Dalam kitab Bulghatus Salik Li Aqrabil Masalik, kitab fikih madzhab Imam Malik, dikatakan, “Jihad fisabilillah untuk meninggikan kalimatulloh setiap tahun itu hukumnya adalah fardhu kifayah, jika sebagian orang telah melaksanakannya maka gugurlah kewajiban tersebut dari yang lain – dan jihad itu menjadi fardhu ‘ain seperti shalat dan puasa – jika imam menunjuk atau jika musuh menyerang suatu daerah.”
Sedangkan dalam kitab Majma’ul Anhar, kitab fikih madzhab Hanafi, “Apabila fardhu kifayah itu tidak dapat dilaksanakan kecuali oleh seluruh manusia, maka ketika itu hukumnya menjadi fardhu ‘ain seperti shalat.”
Dan di dalam kitab Hasyiyyatu Ibni ‘Abidin (II/238), kitab fikih madzhab Hanafi dikatakan:
“Dan Jihad hukumnya fardhu ‘ain jika musuh menyerang sebuah perbatasan dari perbatasan-perbatasan Islam, sehingga hukumnya menjadi fardhu ‘ain sebagaimana shalat dan puasa, mereka tidak diperkenankan untuk meninggalkannya.”
- Apabila jihad itu menjadi fardhu ‘ain maka tidak ada lagi kewajiban izin kepada kedua orang tua, sebagaimana kedua orang tua tidak perlu untuk dimintai izin untuk melaksanakan shalat shubuh dan puasa ramadhan.
- Apabila jihad fardhu ‘ain, tidak ada bedanya antara orang yang tidak berjihad tanpa udzur dengan orang yang tidak berpuasa ramadhan tanpa udzur.
- Berjihad dengan harta tidak dapat menggantikan kewajiban jihad dengan jiwa (secara fisik) meski sebesar apapun harta yang dikeluarkan, dan kewajiban jihad tidak itu tidaklah gugur dari pundaknya, sebagaimana tidak bolehnya seseorang membayar orang miskin untuk melaksanakan kewajiban puasanya atau shalatnya, begitu pula jihad dengan jiwa (secara fisik).

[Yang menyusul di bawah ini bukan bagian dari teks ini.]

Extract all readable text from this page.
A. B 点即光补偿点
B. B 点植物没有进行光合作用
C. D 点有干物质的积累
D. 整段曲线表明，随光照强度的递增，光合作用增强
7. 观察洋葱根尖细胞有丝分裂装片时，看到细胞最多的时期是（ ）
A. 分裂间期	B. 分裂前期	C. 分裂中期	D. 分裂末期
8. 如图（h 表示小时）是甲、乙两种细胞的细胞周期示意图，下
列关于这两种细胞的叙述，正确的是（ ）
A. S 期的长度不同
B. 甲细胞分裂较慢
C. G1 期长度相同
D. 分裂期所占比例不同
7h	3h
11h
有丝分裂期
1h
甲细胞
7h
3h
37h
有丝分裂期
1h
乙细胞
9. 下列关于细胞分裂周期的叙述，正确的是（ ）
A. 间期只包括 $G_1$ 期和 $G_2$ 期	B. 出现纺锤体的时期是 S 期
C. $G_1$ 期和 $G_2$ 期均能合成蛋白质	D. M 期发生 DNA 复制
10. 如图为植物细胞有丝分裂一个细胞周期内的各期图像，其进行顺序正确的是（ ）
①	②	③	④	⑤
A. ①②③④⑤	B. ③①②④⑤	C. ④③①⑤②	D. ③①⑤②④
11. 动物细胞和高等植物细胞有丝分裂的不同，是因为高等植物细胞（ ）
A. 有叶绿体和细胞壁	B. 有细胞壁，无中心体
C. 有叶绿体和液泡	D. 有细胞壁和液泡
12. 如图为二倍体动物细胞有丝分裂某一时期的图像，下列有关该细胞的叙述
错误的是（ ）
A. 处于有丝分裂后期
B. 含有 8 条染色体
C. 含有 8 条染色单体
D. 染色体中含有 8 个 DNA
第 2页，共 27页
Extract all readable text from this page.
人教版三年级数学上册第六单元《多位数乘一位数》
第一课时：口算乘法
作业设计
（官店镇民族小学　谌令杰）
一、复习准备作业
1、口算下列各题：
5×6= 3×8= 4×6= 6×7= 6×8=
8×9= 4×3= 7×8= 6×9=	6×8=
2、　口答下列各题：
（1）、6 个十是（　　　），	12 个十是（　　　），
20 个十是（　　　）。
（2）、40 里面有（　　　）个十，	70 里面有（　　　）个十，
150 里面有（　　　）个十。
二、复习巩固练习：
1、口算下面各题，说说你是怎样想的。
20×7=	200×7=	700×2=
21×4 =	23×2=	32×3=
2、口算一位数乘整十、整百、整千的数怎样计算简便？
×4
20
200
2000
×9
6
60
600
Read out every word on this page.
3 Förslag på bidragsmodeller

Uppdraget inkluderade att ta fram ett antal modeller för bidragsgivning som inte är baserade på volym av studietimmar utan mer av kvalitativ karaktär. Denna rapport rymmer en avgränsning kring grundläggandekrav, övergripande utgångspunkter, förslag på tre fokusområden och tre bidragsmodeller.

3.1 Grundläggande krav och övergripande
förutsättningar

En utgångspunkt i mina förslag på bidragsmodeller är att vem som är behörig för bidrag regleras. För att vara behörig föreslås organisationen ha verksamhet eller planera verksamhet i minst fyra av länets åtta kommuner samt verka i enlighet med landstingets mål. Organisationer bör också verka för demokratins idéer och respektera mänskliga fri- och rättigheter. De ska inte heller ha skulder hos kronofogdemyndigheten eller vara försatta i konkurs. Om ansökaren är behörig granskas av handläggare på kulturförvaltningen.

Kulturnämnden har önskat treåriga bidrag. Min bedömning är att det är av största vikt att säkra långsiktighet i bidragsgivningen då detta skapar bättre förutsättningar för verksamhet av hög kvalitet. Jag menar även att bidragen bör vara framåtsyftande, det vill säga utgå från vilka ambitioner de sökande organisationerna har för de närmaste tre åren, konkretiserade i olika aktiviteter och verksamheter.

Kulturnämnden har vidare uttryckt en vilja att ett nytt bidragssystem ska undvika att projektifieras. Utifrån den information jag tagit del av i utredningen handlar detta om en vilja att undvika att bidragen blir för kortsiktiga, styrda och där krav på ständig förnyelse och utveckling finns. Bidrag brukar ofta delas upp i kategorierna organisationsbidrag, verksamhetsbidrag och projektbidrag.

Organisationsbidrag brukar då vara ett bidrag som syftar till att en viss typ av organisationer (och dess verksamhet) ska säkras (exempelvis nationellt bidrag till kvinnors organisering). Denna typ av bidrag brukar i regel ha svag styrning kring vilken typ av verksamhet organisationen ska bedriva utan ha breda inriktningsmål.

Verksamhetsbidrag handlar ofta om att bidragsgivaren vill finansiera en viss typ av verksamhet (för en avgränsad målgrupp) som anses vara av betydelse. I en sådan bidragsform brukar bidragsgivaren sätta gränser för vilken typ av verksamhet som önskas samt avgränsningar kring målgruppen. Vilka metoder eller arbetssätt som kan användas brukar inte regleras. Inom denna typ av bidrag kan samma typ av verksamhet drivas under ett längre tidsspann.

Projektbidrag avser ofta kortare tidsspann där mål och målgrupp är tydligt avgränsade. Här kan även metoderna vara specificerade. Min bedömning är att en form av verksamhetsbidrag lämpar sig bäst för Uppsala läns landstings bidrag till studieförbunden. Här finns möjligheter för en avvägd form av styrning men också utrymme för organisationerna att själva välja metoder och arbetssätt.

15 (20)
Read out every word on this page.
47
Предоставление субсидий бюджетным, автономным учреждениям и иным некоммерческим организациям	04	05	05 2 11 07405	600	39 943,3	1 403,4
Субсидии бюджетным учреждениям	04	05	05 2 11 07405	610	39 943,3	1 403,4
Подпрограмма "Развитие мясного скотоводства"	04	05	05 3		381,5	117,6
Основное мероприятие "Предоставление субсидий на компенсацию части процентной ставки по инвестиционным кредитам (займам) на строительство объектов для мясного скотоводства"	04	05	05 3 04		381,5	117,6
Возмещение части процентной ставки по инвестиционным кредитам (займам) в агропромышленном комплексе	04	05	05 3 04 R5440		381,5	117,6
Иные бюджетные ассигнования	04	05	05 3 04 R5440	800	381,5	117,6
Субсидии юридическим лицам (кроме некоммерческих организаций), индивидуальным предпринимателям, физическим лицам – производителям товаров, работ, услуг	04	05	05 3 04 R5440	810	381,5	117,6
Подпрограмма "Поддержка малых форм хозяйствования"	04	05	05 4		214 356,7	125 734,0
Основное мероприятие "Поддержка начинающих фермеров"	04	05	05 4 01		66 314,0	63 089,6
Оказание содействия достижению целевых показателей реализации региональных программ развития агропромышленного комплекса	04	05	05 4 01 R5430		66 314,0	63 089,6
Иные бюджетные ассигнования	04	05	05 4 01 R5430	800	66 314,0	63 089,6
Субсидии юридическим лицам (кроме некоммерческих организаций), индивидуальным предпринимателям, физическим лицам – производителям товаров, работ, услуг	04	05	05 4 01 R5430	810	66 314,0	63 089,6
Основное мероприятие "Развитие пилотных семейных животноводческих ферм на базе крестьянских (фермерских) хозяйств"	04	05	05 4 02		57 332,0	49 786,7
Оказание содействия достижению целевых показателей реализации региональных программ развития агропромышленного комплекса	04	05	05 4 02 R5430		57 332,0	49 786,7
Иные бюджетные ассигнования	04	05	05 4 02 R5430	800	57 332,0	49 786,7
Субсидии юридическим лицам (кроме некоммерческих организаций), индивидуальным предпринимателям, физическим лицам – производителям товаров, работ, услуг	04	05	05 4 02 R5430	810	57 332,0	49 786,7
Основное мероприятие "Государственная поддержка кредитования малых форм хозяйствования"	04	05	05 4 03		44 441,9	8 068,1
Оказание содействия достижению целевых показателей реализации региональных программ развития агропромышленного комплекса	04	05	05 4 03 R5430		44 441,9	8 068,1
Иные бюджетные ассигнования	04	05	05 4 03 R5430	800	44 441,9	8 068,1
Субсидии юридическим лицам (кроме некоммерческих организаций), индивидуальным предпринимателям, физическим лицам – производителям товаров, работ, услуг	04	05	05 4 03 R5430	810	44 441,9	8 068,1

- Jihad itu adalah kewajiban sepanjang hidup sebagaimana shalat dan puasa. Sebagaimana orang tidak boleh tahun ini puasa tahun depan tidak, atau hari ini shalat dan besok tidak, begitu pula jihad, seseorang tidak boleh berjihad satu tahun kemudian beberapa tahun lagi tidak berjihad, sesuai dengan kemampuannya.
- Sesungguhnya jihad pada hari ini hukumnya adalah fardhu ‘ain baik dengan jiwa (secara fisik) maupun dengan harta, di setiap tempat yang dikuasai oleh orang-orang kafir. Dan jihad hukumnya akan tetap fardhu ‘ain sampai seluruh wilayah yang pernah menjadi wilayah Islam terbebaskan.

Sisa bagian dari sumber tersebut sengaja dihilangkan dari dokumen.